Communication is a learned skill. We’re all born with the ability but it takes real practice to be good at it. So opined David Grossman, Founder of the Grossman Group, an award-winning Chicago PR firm.
Do I agree? Oh yes.
So what’s the upside of good communication asks David Grossman? Well it helps put strategy into action.
Done poorly? Misunderstanding, skepticism and damage to reputation
Why aren’t we doing it better?
Because we have beliefs that get in the way of working on the skills needed to be really good at communicating. Holding us back from greatness are beliefs and fear…
- We believe we are born good at it…therefore don’t practice…and don’t get better
- We’re afraid of failing…and that fear stops us trying and learning new things or skills…or overcoming our blind spots
- A belief that good communication is all “common sense”

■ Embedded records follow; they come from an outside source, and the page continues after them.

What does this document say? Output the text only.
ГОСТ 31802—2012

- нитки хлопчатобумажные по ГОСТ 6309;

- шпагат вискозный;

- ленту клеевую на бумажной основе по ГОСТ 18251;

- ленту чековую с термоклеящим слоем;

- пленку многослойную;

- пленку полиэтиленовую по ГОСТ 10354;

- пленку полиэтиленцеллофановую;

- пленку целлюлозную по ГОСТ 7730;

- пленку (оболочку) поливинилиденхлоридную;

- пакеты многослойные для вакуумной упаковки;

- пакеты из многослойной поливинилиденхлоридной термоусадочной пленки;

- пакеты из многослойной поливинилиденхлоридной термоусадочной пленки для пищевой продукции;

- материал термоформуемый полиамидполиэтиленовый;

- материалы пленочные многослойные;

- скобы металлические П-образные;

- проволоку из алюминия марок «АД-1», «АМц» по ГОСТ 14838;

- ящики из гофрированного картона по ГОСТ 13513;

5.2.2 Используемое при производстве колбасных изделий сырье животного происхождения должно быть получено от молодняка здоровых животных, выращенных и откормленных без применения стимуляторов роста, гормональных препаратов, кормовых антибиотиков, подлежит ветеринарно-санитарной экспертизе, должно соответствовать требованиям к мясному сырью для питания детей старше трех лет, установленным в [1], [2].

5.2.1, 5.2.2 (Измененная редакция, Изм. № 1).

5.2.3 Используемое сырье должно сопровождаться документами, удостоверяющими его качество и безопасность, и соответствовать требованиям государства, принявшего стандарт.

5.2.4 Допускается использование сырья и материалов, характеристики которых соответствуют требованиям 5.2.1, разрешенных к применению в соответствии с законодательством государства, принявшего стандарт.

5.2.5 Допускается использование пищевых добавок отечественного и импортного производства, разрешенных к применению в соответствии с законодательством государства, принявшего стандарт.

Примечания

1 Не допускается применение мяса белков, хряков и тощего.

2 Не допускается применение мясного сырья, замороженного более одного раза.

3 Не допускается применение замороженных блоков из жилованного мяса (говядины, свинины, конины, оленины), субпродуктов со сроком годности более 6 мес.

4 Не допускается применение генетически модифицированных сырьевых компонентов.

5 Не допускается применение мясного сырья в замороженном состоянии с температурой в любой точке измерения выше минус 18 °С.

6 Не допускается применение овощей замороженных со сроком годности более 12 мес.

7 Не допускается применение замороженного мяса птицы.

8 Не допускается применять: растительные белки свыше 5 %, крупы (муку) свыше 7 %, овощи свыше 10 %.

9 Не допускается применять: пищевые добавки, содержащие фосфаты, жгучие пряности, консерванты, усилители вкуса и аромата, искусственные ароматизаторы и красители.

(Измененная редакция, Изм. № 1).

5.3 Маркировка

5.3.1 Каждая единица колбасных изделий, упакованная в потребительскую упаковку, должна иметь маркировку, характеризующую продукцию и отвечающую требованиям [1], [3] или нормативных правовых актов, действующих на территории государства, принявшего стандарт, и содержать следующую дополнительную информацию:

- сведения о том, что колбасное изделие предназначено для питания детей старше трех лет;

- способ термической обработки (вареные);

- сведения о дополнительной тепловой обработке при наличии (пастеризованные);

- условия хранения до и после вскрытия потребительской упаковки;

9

Common sense it may be, but common practice it is not, says Grossman.
The ‘what does your boss want” question?
For example, ask yourself this…is your boss a “no news is good news” or “no news is bad news”? If you don’t know the answer Grossman says, you better find out. Your future, and theirs, may rely on it.

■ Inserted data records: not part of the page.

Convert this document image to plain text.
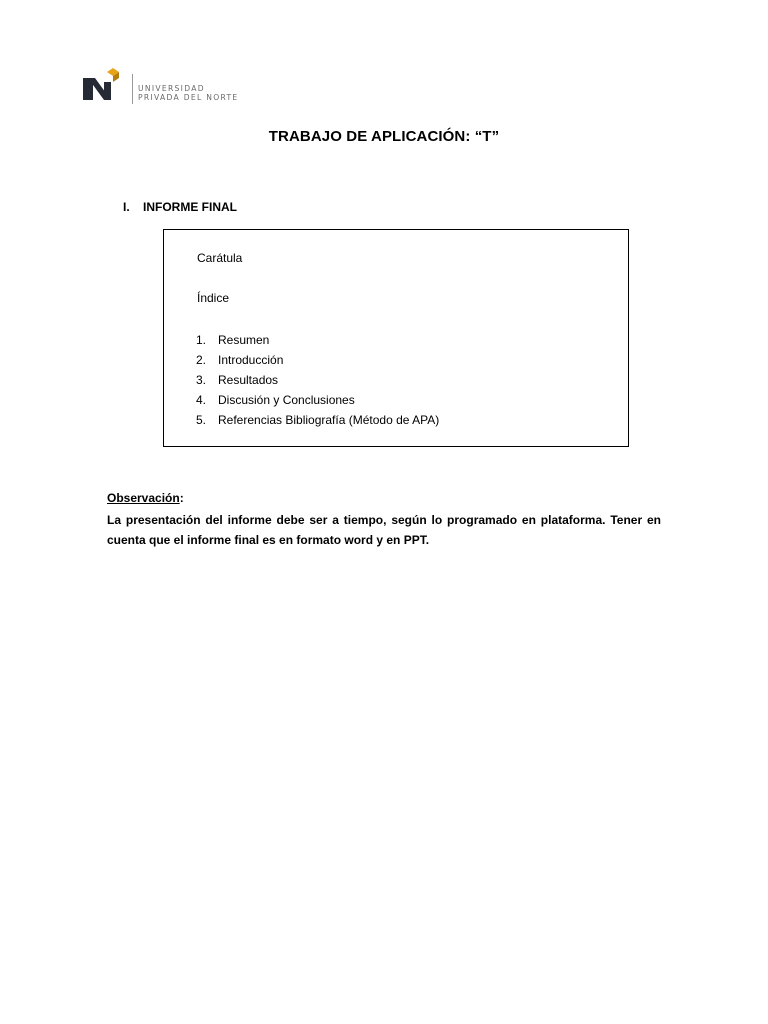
UNIVERSIDAD
PRIVADA DEL NORTE
TRABAJO DE APLICACIÓN: “T”
I. INFORME FINAL
Carátula
Índice
1. Resumen
2. Introducción
3. Resultados
4. Discusión y Conclusiones
5. Referencias Bibliografía (Método de APA)
Observación:
La presentación del informe debe ser a tiempo, según lo programado en plataforma. Tener en cuenta que el informe final es en formato word y en PPT.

So how can it go wrong? In the “boss” example, if you have it wrong you’ll be working at cross purposes. Your manager may value, and want, one kind of communication but be getting something quite different from you.
Let’s say you’re an extrovert. Typically says Grossman, extroverts do a lot of talking. Extrovert = quantity of communication high, quality low (ouch).
Or an introvert? You’re likely to be communicating a lot less than you think you really are. Introvert = quantity is low, quality is high. But is everyone hearing you??
Grossman offers three “game changers” particularly useful for leaders and communication people. They are understanding that:
- 1. Everything communicates…so being purposeful is critical
- You can’t lead without communicating (really well). Or in other words, to be a leader you need followers!
- Engagement is how you differentiate yourself…or “the boss makes the weather”…understanding how “watched” you are as a leader gives you the chance to control the consequences of your behavior and achieve greater engagement from colleagues.
So what’s the “new norm” for those seeking to communicate?
From “me” to “we”
For employees we have to answer these questions…in order from 1 to 8.
In a way Grossman is suggesting it’s a goal to earn the right to answer the “we” questions.
- 1. What’s my job?
- 2. How am I doing?
- Does anyone care about me?
- 4. What’s going on?
- 5. What’s our business strategy?
- 6. How are we doing?
- 7. What’s our vision and values?
- 8. How can I help?
…and thus engagement results.
There are “the Great eight basics” to help us as we communicate says Grossman...
- 1. Understand your audience
- 2. Make your messages clear, compelling and relevant
- 3. Plan your communication
- 4. Set context and make information relevant – something only the leader can do – answering the “why” we’re doing what we’re doing
- 5. Listen and check for understanding
- 6. Select the right vehicle
- 7. Communicate with truth and integrity
- 8. Match words and actions
A final tip for young players...
Conflict escalates faster and lasts longer on email than verbally. So STOP using “reply all”. Pick up the phone or walk the few feet up or down the hallway to “talk”. Yes Millennials and Gen Ys, there is a place for person-to-person communication. Walk & talk.
Fact or fiction?
Myths hold us back...according to Grossman they are:
- 1. Don’t have time to communicate
- 2. People won’t interpret…at BlueChip we call this the “people make stuff up in a vacuum” rule
- 3. Talking is communication…or put another way it really doesn’t matter what you say…it matters what they (our audience) hear
David Grossman has a bunch of ebooks and a blog. Based on what I heard today they’re worth a look.